- Born: 14 January 1927
- Died: 10 January 1999 (aged 71)
- Occupation: Mathematician

= Anatoli Prudnikov =

Russian mathematician (1927–1999)

Anatolii Platonovich Prudnikov (Анатолий Платонович Прудников; 14 January 1927 in Ulyanovsk, Russia – 10 January 1999) was a Russian mathematician.

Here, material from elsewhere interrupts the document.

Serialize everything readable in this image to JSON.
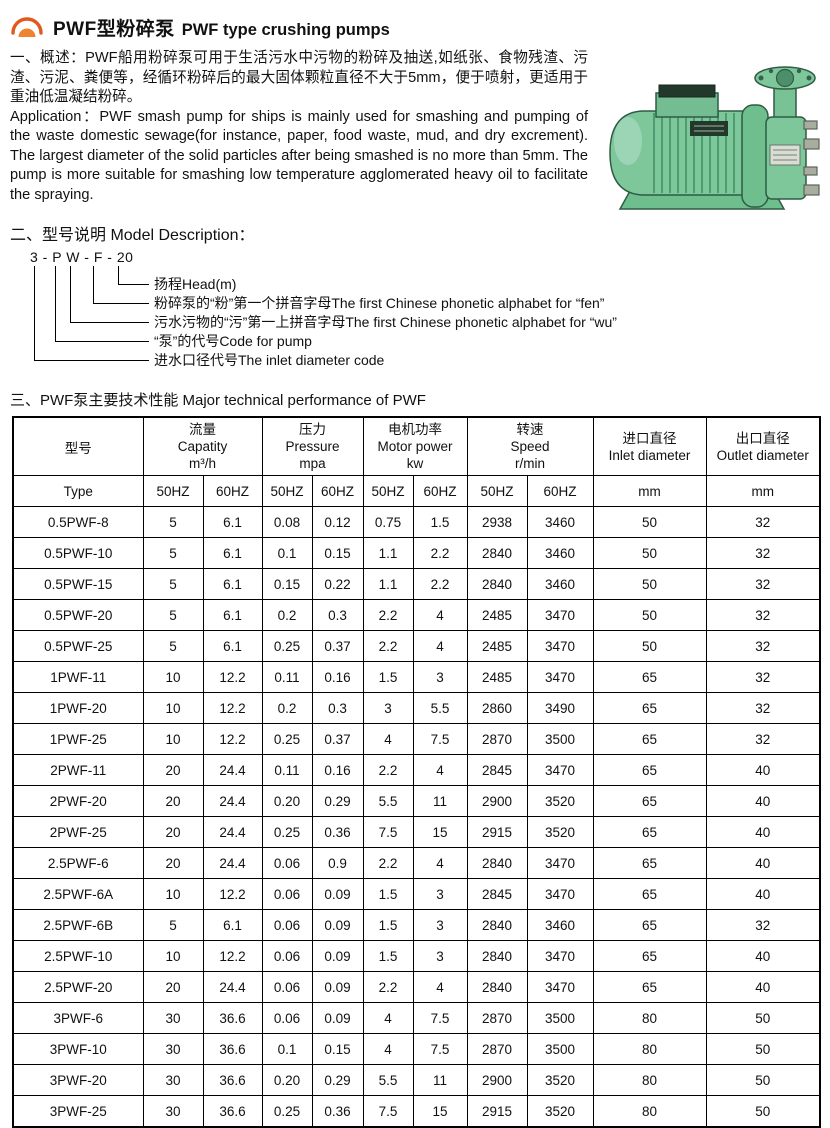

In 1930 the Prudnikov family moved to Samara, where Anatolii passed his Abitur in 1944. He then studied at the Kuibyshev Aviation Institute for three years and at the Kuibyshev Pedagogical Institute for one year before completing his degree qualifying him as a teacher. In 1968 he received his doctorate under the direction of Vitalii Arsenievich Ditkin with the thesis On a class of integral transforms of Volterra type and some generalizations of operational calculus. With Ditkin, he published several handbooks on integral transforms and operational calculus. Prudnikov's fame derives mainly from the five-volume work "Integrals and Series" (1981–1992), written with Yuri Aleksandrovich Brychkov and Oleg Igorevich Marichev.

== Works ==
- "Tables of Indefinite Integrals" (1986)
- "Integrals and Series" 1981−1986. (English, translated from the Russian by N. M. Queen), volumes 1–5, Gordon & Breach Science Publishers / CRC Press, 1988–1992, ISBN 2-88124-097-6. Second revised edition (Russian), volumes 1–3, Fiziko-Matematicheskaya Literatura, 2003.